For once, the weathermen had hit things right on the button. They’d said this early snowstorm would get here now, and they were right. He’d gambled and held up his attack three days to wait for it, and his gamble looked as if it would pay off.
Meadville, Pennsylvania, lay in the foothills of the Alleghenies. Morrell stood on the grounds of Allegheny College. The Georgian and Greek Revival architecture told of timeless elegance and dedication to scholarship. But Confederate bombs and artillery had turned some of the buildings to ruins-not that the Greeks hadn’t wrecked masterpieces in their own wars. And the barrels snorting on the yellowing lawn were not in perfect keeping with an academic atmosphere.

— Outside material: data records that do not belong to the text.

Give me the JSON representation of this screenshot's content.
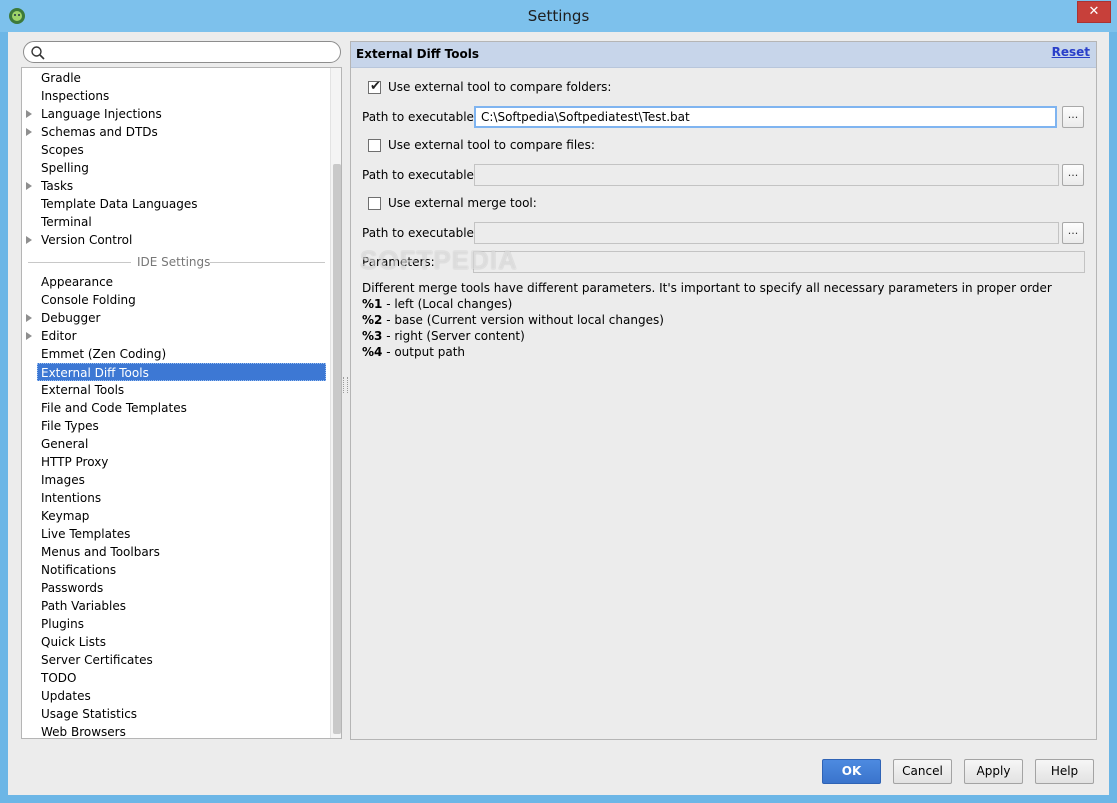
{
  "window": {
    "title": "Settings",
    "close_glyph": "✕"
  },
  "search": {
    "placeholder": "",
    "value": ""
  },
  "tree": {
    "project_items": [
      {
        "label": "Gradle",
        "arrow": false
      },
      {
        "label": "Inspections",
        "arrow": false
      },
      {
        "label": "Language Injections",
        "arrow": true
      },
      {
        "label": "Schemas and DTDs",
        "arrow": true
      },
      {
        "label": "Scopes",
        "arrow": false
      },
      {
        "label": "Spelling",
        "arrow": false
      },
      {
        "label": "Tasks",
        "arrow": true
      },
      {
        "label": "Template Data Languages",
        "arrow": false
      },
      {
        "label": "Terminal",
        "arrow": false
      },
      {
        "label": "Version Control",
        "arrow": true
      }
    ],
    "ide_group_label": "IDE Settings",
    "ide_items": [
      {
        "label": "Appearance",
        "arrow": false
      },
      {
        "label": "Console Folding",
        "arrow": false
      },
      {
        "label": "Debugger",
        "arrow": true
      },
      {
        "label": "Editor",
        "arrow": true
      },
      {
        "label": "Emmet (Zen Coding)",
        "arrow": false
      },
      {
        "label": "External Diff Tools",
        "arrow": false,
        "selected": true
      },
      {
        "label": "External Tools",
        "arrow": false
      },
      {
        "label": "File and Code Templates",
        "arrow": false
      },
      {
        "label": "File Types",
        "arrow": false
      },
      {
        "label": "General",
        "arrow": false
      },
      {
        "label": "HTTP Proxy",
        "arrow": false
      },
      {
        "label": "Images",
        "arrow": false
      },
      {
        "label": "Intentions",
        "arrow": false
      },
      {
        "label": "Keymap",
        "arrow": false
      },
      {
        "label": "Live Templates",
        "arrow": false
      },
      {
        "label": "Menus and Toolbars",
        "arrow": false
      },
      {
        "label": "Notifications",
        "arrow": false
      },
      {
        "label": "Passwords",
        "arrow": false
      },
      {
        "label": "Path Variables",
        "arrow": false
      },
      {
        "label": "Plugins",
        "arrow": false
      },
      {
        "label": "Quick Lists",
        "arrow": false
      },
      {
        "label": "Server Certificates",
        "arrow": false
      },
      {
        "label": "TODO",
        "arrow": false
      },
      {
        "label": "Updates",
        "arrow": false
      },
      {
        "label": "Usage Statistics",
        "arrow": false
      },
      {
        "label": "Web Browsers",
        "arrow": false
      }
    ]
  },
  "panel": {
    "title": "External Diff Tools",
    "reset": "Reset",
    "folders_checkbox": {
      "label": "Use external tool to compare folders:",
      "checked": true
    },
    "folders_path_label": "Path to executable:",
    "folders_path_value": "C:\\Softpedia\\Softpediatest\\Test.bat",
    "files_checkbox": {
      "label": "Use external tool to compare files:",
      "checked": false
    },
    "files_path_label": "Path to executable:",
    "files_path_value": "",
    "merge_checkbox": {
      "label": "Use external merge tool:",
      "checked": false
    },
    "merge_path_label": "Path to executable:",
    "merge_path_value": "",
    "parameters_label": "Parameters:",
    "parameters_value": "",
    "browse_label": "...",
    "description": "Different merge tools have different parameters. It's important to specify all necessary parameters in proper order",
    "params": [
      {
        "key": "%1",
        "text": " - left (Local changes)"
      },
      {
        "key": "%2",
        "text": " - base (Current version without local changes)"
      },
      {
        "key": "%3",
        "text": " - right (Server content)"
      },
      {
        "key": "%4",
        "text": " - output path"
      }
    ],
    "watermark": "SOFTPEDIA"
  },
  "buttons": {
    "ok": "OK",
    "cancel": "Cancel",
    "apply": "Apply",
    "help": "Help"
  },
  "colors": {
    "titlebar": "#7dc1ec",
    "selection": "#3d78d4",
    "header": "#c7d5ea",
    "link": "#2a3fc9"
  }
}
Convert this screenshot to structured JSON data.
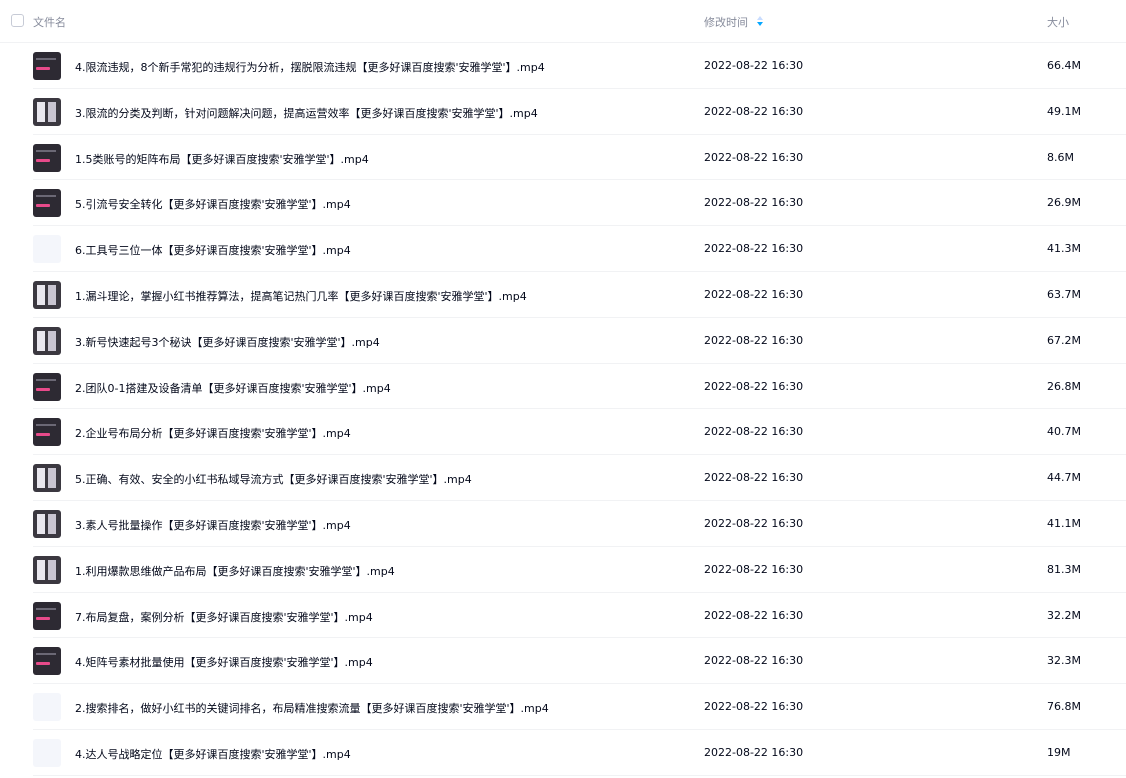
{
  "header": {
    "name_label": "文件名",
    "time_label": "修改时间",
    "size_label": "大小",
    "sort_icon": "sort-desc-icon"
  },
  "files": [
    {
      "name": "4.限流违规，8个新手常犯的违规行为分析，摆脱限流违规【更多好课百度搜索'安雅学堂'】.mp4",
      "time": "2022-08-22 16:30",
      "size": "66.4M",
      "thumb": "dark"
    },
    {
      "name": "3.限流的分类及判断，针对问题解决问题，提高运营效率【更多好课百度搜索'安雅学堂'】.mp4",
      "time": "2022-08-22 16:30",
      "size": "49.1M",
      "thumb": "mixed"
    },
    {
      "name": "1.5类账号的矩阵布局【更多好课百度搜索'安雅学堂'】.mp4",
      "time": "2022-08-22 16:30",
      "size": "8.6M",
      "thumb": "dark"
    },
    {
      "name": "5.引流号安全转化【更多好课百度搜索'安雅学堂'】.mp4",
      "time": "2022-08-22 16:30",
      "size": "26.9M",
      "thumb": "dark"
    },
    {
      "name": "6.工具号三位一体【更多好课百度搜索'安雅学堂'】.mp4",
      "time": "2022-08-22 16:30",
      "size": "41.3M",
      "thumb": "light"
    },
    {
      "name": "1.漏斗理论，掌握小红书推荐算法，提高笔记热门几率【更多好课百度搜索'安雅学堂'】.mp4",
      "time": "2022-08-22 16:30",
      "size": "63.7M",
      "thumb": "mixed"
    },
    {
      "name": "3.新号快速起号3个秘诀【更多好课百度搜索'安雅学堂'】.mp4",
      "time": "2022-08-22 16:30",
      "size": "67.2M",
      "thumb": "mixed"
    },
    {
      "name": "2.团队0-1搭建及设备清单【更多好课百度搜索'安雅学堂'】.mp4",
      "time": "2022-08-22 16:30",
      "size": "26.8M",
      "thumb": "dark"
    },
    {
      "name": "2.企业号布局分析【更多好课百度搜索'安雅学堂'】.mp4",
      "time": "2022-08-22 16:30",
      "size": "40.7M",
      "thumb": "dark"
    },
    {
      "name": "5.正确、有效、安全的小红书私域导流方式【更多好课百度搜索'安雅学堂'】.mp4",
      "time": "2022-08-22 16:30",
      "size": "44.7M",
      "thumb": "mixed"
    },
    {
      "name": "3.素人号批量操作【更多好课百度搜索'安雅学堂'】.mp4",
      "time": "2022-08-22 16:30",
      "size": "41.1M",
      "thumb": "mixed"
    },
    {
      "name": "1.利用爆款思维做产品布局【更多好课百度搜索'安雅学堂'】.mp4",
      "time": "2022-08-22 16:30",
      "size": "81.3M",
      "thumb": "mixed"
    },
    {
      "name": "7.布局复盘，案例分析【更多好课百度搜索'安雅学堂'】.mp4",
      "time": "2022-08-22 16:30",
      "size": "32.2M",
      "thumb": "dark"
    },
    {
      "name": "4.矩阵号素材批量使用【更多好课百度搜索'安雅学堂'】.mp4",
      "time": "2022-08-22 16:30",
      "size": "32.3M",
      "thumb": "dark"
    },
    {
      "name": "2.搜索排名，做好小红书的关键词排名，布局精准搜索流量【更多好课百度搜索'安雅学堂'】.mp4",
      "time": "2022-08-22 16:30",
      "size": "76.8M",
      "thumb": "light"
    },
    {
      "name": "4.达人号战略定位【更多好课百度搜索'安雅学堂'】.mp4",
      "time": "2022-08-22 16:30",
      "size": "19M",
      "thumb": "light"
    }
  ]
}
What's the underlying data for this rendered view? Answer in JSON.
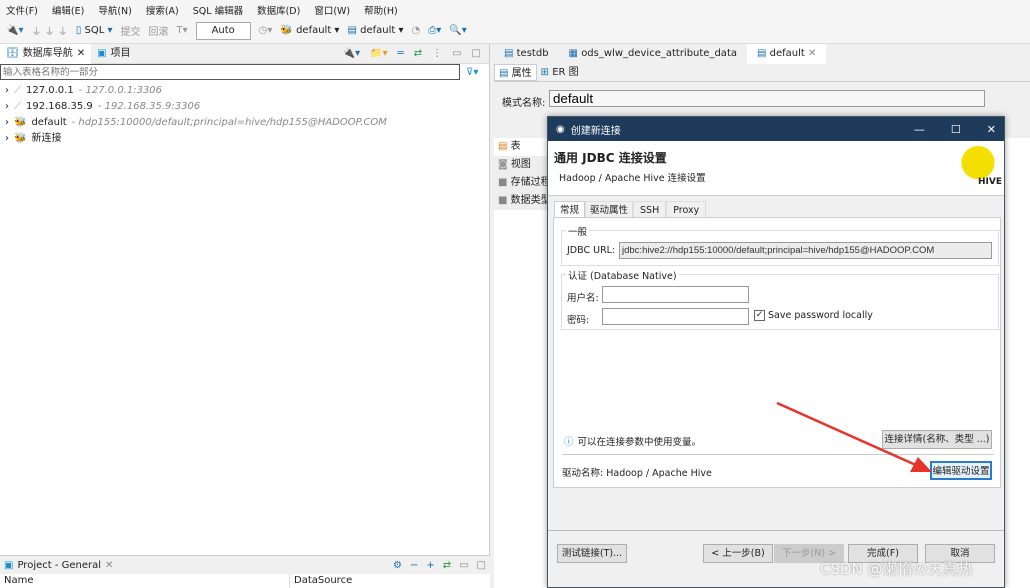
{
  "menu": [
    "文件(F)",
    "编辑(E)",
    "导航(N)",
    "搜索(A)",
    "SQL 编辑器",
    "数据库(D)",
    "窗口(W)",
    "帮助(H)"
  ],
  "toolbar": {
    "sql": "SQL",
    "commit": "提交",
    "rollback": "回滚",
    "mode": "Auto",
    "datasource": "default",
    "schema": "default"
  },
  "navigator": {
    "tab1": "数据库导航",
    "tab2": "项目",
    "filter_placeholder": "输入表格名称的一部分",
    "items": [
      {
        "name": "127.0.0.1",
        "detail": "- 127.0.0.1:3306"
      },
      {
        "name": "192.168.35.9",
        "detail": "- 192.168.35.9:3306"
      },
      {
        "name": "default",
        "detail": "- hdp155:10000/default;principal=hive/hdp155@HADOOP.COM"
      },
      {
        "name": "新连接",
        "detail": ""
      }
    ]
  },
  "project": {
    "title": "Project - General",
    "col_name": "Name",
    "col_ds": "DataSource"
  },
  "editor": {
    "tabs": [
      "testdb",
      "ods_wlw_device_attribute_data",
      "default"
    ],
    "subtabs": [
      "属性",
      "ER 图"
    ],
    "schema_label": "模式名称:",
    "schema_value": "default",
    "side_items": [
      "表",
      "视图",
      "存储过程",
      "数据类型"
    ]
  },
  "dialog": {
    "title": "创建新连接",
    "heading": "通用 JDBC 连接设置",
    "subheading": "Hadoop / Apache Hive 连接设置",
    "logo": "HIVE",
    "tabs": [
      "常规",
      "驱动属性",
      "SSH",
      "Proxy"
    ],
    "general_label": "一般",
    "jdbc_label": "JDBC URL:",
    "jdbc_value": "jdbc:hive2://hdp155:10000/default;principal=hive/hdp155@HADOOP.COM",
    "auth_label": "认证 (Database Native)",
    "user_label": "用户名:",
    "user_value": "",
    "pwd_label": "密码:",
    "pwd_value": "",
    "save_pwd": "Save password locally",
    "save_pwd_checked": true,
    "info": "可以在连接参数中使用变量。",
    "details_btn": "连接详情(名称、类型 ...)",
    "driver_label": "驱动名称:",
    "driver_value": "Hadoop / Apache Hive",
    "edit_driver_btn": "编辑驱动设置",
    "test_btn": "测试链接(T)...",
    "back_btn": "< 上一步(B)",
    "next_btn": "下一步(N) >",
    "finish_btn": "完成(F)",
    "cancel_btn": "取消"
  },
  "watermark": "CSDN @懒惰の天真热",
  "colors": {
    "title_bar": "#1f3b5c",
    "arrow": "#e8332a"
  }
}
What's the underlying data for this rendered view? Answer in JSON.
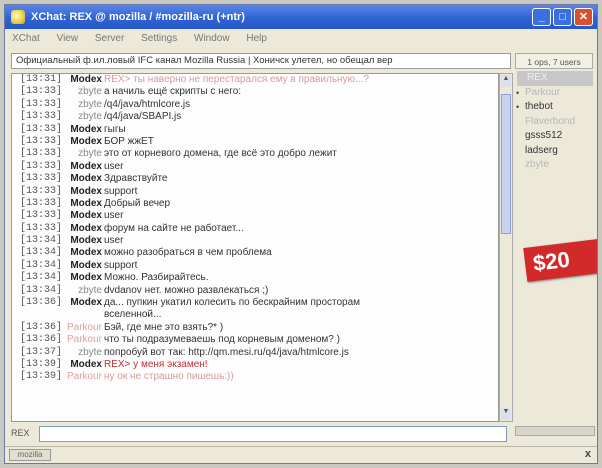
{
  "window": {
    "title": "XChat: REX @ mozilla / #mozilla-ru (+ntr)",
    "menu": [
      "XChat",
      "View",
      "Server",
      "Settings",
      "Window",
      "Help"
    ]
  },
  "channel_topic": "Официальный ф.ил.ловый IFC канал Mozilla Russia | Хоничск улетел, но обещал вер",
  "messages": [
    {
      "time": "[13:31]",
      "nick": "Modex",
      "text": "REX> ты наверно не перестарался ему в правильную...?",
      "style": "modex",
      "msg_style": "faded"
    },
    {
      "time": "[13:33]",
      "nick": "zbyte",
      "text": "а начиль ещё скрипты с него:",
      "style": "",
      "msg_style": ""
    },
    {
      "time": "[13:33]",
      "nick": "zbyte",
      "text": "/q4/java/htmlcore.js",
      "style": "",
      "msg_style": ""
    },
    {
      "time": "[13:33]",
      "nick": "zbyte",
      "text": "/q4/java/SBAPI.js",
      "style": "",
      "msg_style": ""
    },
    {
      "time": "[13:33]",
      "nick": "Modex",
      "text": "гыгы",
      "style": "modex",
      "msg_style": ""
    },
    {
      "time": "[13:33]",
      "nick": "Modex",
      "text": "БОР жжЕТ",
      "style": "modex",
      "msg_style": ""
    },
    {
      "time": "[13:33]",
      "nick": "zbyte",
      "text": "это от корневого домена, где всё это добро лежит",
      "style": "",
      "msg_style": ""
    },
    {
      "time": "[13:33]",
      "nick": "Modex",
      "text": "user",
      "style": "modex",
      "msg_style": ""
    },
    {
      "time": "[13:33]",
      "nick": "Modex",
      "text": "Здравствуйте",
      "style": "modex",
      "msg_style": ""
    },
    {
      "time": "[13:33]",
      "nick": "Modex",
      "text": "support",
      "style": "modex",
      "msg_style": ""
    },
    {
      "time": "[13:33]",
      "nick": "Modex",
      "text": "Добрый вечер",
      "style": "modex",
      "msg_style": ""
    },
    {
      "time": "[13:33]",
      "nick": "Modex",
      "text": "user",
      "style": "modex",
      "msg_style": ""
    },
    {
      "time": "[13:33]",
      "nick": "Modex",
      "text": "форум на сайте не работает...",
      "style": "modex",
      "msg_style": ""
    },
    {
      "time": "[13:34]",
      "nick": "Modex",
      "text": "user",
      "style": "modex",
      "msg_style": ""
    },
    {
      "time": "[13:34]",
      "nick": "Modex",
      "text": "можно разобраться в чем проблема",
      "style": "modex",
      "msg_style": ""
    },
    {
      "time": "[13:34]",
      "nick": "Modex",
      "text": "support",
      "style": "modex",
      "msg_style": ""
    },
    {
      "time": "[13:34]",
      "nick": "Modex",
      "text": "Можно. Разбирайтесь.",
      "style": "modex",
      "msg_style": ""
    },
    {
      "time": "[13:34]",
      "nick": "zbyte",
      "text": "dvdanov нет. можно развлекаться ;)",
      "style": "",
      "msg_style": ""
    },
    {
      "time": "[13:36]",
      "nick": "Modex",
      "text": "да... пупкин укатил колесить по бескрайним просторам",
      "style": "modex",
      "msg_style": ""
    },
    {
      "time": "",
      "nick": "",
      "text": "вселенной...",
      "style": "",
      "msg_style": ""
    },
    {
      "time": "[13:36]",
      "nick": "Parkour",
      "text": "Бэй, где мне это взять?* )",
      "style": "faded",
      "msg_style": ""
    },
    {
      "time": "[13:36]",
      "nick": "Parkour",
      "text": "что ты подразумеваешь под корневым доменом? )",
      "style": "faded",
      "msg_style": ""
    },
    {
      "time": "[13:37]",
      "nick": "zbyte",
      "text": "попробуй вот так: http://qm.mesi.ru/q4/java/htmlcore.js",
      "style": "",
      "msg_style": ""
    },
    {
      "time": "[13:39]",
      "nick": "Modex",
      "text": "REX> у меня экзамен!",
      "style": "modex",
      "msg_style": "hl"
    },
    {
      "time": "[13:39]",
      "nick": "Parkour",
      "text": "ну ок не страшно пишешь:))",
      "style": "faded",
      "msg_style": "faded"
    }
  ],
  "userlist": {
    "header": "1 ops, 7 users",
    "users": [
      {
        "name": "REX",
        "style": "sel",
        "mark": ""
      },
      {
        "name": "Parkour",
        "style": "faded",
        "mark": "•"
      },
      {
        "name": "thebot",
        "style": "",
        "mark": "•"
      },
      {
        "name": "Flaverbond",
        "style": "faded",
        "mark": ""
      },
      {
        "name": "gsss512",
        "style": "",
        "mark": ""
      },
      {
        "name": "ladserg",
        "style": "",
        "mark": ""
      },
      {
        "name": "zbyte",
        "style": "faded",
        "mark": ""
      }
    ]
  },
  "ad_text": "$20",
  "input": {
    "nick": "REX",
    "value": ""
  },
  "statusbar": {
    "tab_label": "mozilla",
    "close_glyph": "x"
  },
  "colors": {
    "titlebar": "#2f63d4",
    "modex_nick": "#222222",
    "highlight": "#c03030",
    "ad": "#d22a2a"
  }
}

Only a few blocks away stood the world’s biggest zipper factory. Morrell wondered if button manufacturers cursed Meadville whenever they thought of it. That wasn’t his worry, though. He aimed his curses at Jake Featherston, and before long he’d aim them through the barrel of a gun.
He scrambled up into the closest barrel, which was his to command. When the fighting started, he intended to lead from the front. Generals who stayed in back of the line soon lost track of what was really going on. Generals who didn’t stay back of the line often got killed, but Morrell refused to worry about that.